Selected Writings About Intelligence
26th May 2018
Researchers of group differences have pointed out until they are blue in the face that believing in equal rights is not contingent on believing all people are born with the same abilities and that merely by discussing the causes of group differences in mean IQ they are not intending to question the moral basis for sexual or racial equality. You can believe that there are between-group IQ differences – you can even believe that these differences are 80% heritable – and still remain committed to equal rights….

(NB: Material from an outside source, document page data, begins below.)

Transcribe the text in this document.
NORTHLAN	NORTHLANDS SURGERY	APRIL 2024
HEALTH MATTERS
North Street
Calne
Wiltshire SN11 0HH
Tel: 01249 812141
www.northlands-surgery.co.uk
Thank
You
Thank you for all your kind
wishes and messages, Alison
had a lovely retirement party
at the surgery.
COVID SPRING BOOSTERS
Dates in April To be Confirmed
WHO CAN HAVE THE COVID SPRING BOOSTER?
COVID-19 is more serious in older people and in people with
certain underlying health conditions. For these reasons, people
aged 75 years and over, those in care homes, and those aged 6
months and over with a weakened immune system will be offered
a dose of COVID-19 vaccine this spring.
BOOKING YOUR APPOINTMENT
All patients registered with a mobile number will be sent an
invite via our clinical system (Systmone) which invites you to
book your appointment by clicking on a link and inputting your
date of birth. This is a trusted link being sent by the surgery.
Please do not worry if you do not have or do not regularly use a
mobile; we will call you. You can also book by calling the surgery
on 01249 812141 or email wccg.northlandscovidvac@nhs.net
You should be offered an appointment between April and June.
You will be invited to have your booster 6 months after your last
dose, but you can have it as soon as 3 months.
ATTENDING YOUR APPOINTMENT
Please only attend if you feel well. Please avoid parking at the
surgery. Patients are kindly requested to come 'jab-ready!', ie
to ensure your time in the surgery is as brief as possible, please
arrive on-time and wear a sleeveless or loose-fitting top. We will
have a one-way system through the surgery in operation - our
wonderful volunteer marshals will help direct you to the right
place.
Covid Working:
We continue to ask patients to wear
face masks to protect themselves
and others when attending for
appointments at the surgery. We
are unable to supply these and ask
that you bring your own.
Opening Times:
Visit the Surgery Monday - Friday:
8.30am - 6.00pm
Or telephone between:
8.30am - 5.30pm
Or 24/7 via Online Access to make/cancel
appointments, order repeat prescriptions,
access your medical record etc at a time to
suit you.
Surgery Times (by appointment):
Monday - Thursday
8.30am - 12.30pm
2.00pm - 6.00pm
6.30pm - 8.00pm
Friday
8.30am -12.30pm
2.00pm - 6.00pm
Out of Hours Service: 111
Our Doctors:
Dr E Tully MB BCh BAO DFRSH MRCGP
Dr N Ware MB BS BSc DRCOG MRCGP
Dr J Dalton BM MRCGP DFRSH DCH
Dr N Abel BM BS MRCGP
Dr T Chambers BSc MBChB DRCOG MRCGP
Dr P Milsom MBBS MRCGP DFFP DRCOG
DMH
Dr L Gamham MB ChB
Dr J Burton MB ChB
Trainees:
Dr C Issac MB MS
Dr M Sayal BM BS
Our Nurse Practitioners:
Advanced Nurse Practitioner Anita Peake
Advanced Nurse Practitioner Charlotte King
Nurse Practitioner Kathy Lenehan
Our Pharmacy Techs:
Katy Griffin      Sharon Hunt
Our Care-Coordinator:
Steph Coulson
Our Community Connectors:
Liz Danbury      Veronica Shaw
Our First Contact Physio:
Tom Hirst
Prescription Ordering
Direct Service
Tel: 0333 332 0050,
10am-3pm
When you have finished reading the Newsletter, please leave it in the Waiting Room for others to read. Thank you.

But anti-hereditarians seem to have extraordinary difficulty grasping this point – it is as if they want their opponents to be making this false inference even though, by imagining this sin, they are unconsciously committing it themselves. If you argue that any research into group differences is ‘dangerous’ because it threatens to undermine the basis for equal rights, you are implicitly accepting the twisted logic of the racist’s argument, namely, that if people aren’t equal in their capabilities, then we would be justified in denying some groups their civil rights. It is this inference that is racist, not any claim about group differences, whether true or not, and it is not one that most intelligence researchers are guilty of. No doubt some hereditarians are racists, but then the beliefs of some cultural determinists are pretty toxic too, such as Joseph Stalin, Chairman Mao and Pol Pot.
These are points that cannot be too often repeated, and are areas in which proglodytes are subject to massive cognitive dissonance.